Application to Alzheimer’s disease genetic studies
Alzheimer’s disease (AD) is the most common cause of dementia among people over the age of 65, affecting an estimated 5.5 million Americans. To study genetic risk and to identify molecular mechanisms of AD, we applied the proposed method to summary statistics from ten overlapping large-scale array-based genome-wide association studies, and whole-exome/-genome sequencing studies from 2017-2022. The details are described in the Methods section. We used LD matrices estimated using the Pan-UK Biobank data.26 We restrict the analyses to directly genotyped common and low-frequency variants with minor allele frequency >1%.
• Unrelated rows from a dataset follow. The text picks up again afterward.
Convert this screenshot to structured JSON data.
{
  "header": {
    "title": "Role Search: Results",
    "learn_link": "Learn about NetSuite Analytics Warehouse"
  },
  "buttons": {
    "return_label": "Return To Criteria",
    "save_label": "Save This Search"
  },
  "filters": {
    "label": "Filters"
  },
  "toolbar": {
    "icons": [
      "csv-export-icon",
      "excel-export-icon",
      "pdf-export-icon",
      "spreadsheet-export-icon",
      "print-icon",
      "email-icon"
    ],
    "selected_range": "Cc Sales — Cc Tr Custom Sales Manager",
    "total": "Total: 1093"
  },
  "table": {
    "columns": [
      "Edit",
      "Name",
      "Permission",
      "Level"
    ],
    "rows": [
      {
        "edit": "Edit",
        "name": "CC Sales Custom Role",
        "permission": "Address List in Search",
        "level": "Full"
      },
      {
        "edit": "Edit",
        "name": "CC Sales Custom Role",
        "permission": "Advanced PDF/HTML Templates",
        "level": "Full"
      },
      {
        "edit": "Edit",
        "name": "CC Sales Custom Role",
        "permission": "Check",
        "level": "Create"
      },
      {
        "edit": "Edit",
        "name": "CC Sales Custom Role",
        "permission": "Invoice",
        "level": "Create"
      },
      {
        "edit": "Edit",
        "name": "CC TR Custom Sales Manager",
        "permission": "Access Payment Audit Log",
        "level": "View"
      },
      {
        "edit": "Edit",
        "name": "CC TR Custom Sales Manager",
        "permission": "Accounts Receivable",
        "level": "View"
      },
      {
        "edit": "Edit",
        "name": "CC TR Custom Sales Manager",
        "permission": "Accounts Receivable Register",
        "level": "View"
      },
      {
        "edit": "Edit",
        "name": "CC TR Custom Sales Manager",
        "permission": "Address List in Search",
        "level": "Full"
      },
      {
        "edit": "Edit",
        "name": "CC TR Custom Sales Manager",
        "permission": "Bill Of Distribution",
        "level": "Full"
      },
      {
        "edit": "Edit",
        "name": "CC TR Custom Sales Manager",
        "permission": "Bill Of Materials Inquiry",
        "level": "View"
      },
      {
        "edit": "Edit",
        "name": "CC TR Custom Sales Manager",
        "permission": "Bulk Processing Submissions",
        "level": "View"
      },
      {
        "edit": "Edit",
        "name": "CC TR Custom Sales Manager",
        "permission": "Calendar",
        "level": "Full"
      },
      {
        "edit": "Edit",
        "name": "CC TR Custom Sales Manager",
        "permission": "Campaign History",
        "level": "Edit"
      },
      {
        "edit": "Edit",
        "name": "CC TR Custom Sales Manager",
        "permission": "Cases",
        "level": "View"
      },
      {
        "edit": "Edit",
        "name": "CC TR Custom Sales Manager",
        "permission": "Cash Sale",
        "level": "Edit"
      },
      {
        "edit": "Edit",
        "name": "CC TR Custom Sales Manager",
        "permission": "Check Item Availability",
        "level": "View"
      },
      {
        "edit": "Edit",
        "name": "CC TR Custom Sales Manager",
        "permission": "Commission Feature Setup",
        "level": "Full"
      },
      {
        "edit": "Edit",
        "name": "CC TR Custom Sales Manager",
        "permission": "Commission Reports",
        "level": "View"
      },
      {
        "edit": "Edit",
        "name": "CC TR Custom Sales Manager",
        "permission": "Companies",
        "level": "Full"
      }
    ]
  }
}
We propose a meta-analysis strategy that adaptively estimates weights to combine the ten studies allowing for sample overlap, as described in the Methods section. The meta-analysis Z-scores serve as the input of the proposed method. We present the estimated study correlations and the estimated optimal weights in Figure 2. The correlation results are consistent with our knowledge of overlap and other factors, such as differences in phenotype definition, analysis strategies, and quality control. Similarly, the weighting scheme up-weighted studies that are large in size and carry independent information, and down-weighted studies that largely overlap with others. Notably, the three major AD genetic studies, Jansen et al. 2019, Schwartzentruber et al. 2021 and Bellenguez et al. 2022, are estimated to have larger weights compared to the other studies which were integrated into the three meta-analyses.27–29 In addition to the meta-analysis, we applied the method separately to summary statistics from the three major AD genetic studies for comparison. We present the main meta-analysis results as a Manhattan plot in Figure 3. The Manhattan plot for conventional GWAS meta-analysis is in Supplementary Figure 2. We define two loci as different if they are at least 1Mb away from each other, where each locus may contain one or multiple sets of putative causal variants with conditionally independent effects. We adopt the most proximal gene’s name as the locus name, recognizing that it is not necessarily the causal gene.
Figure 2: Study design.
Our analysis of Alzheimer’s disease genetics is an aggregation of ten possibly overlapping studies from 2013 to 2022. Left panel: estimated study correlations; For each study, we present sequencing technology and sample size. Right panel: estimated adaptive combination of studies; studies with larger sample size and less correlation with other studies have larger weights. Each bar presents the weight per study in percentage, i.e. weight per study divided by the summation of all weights.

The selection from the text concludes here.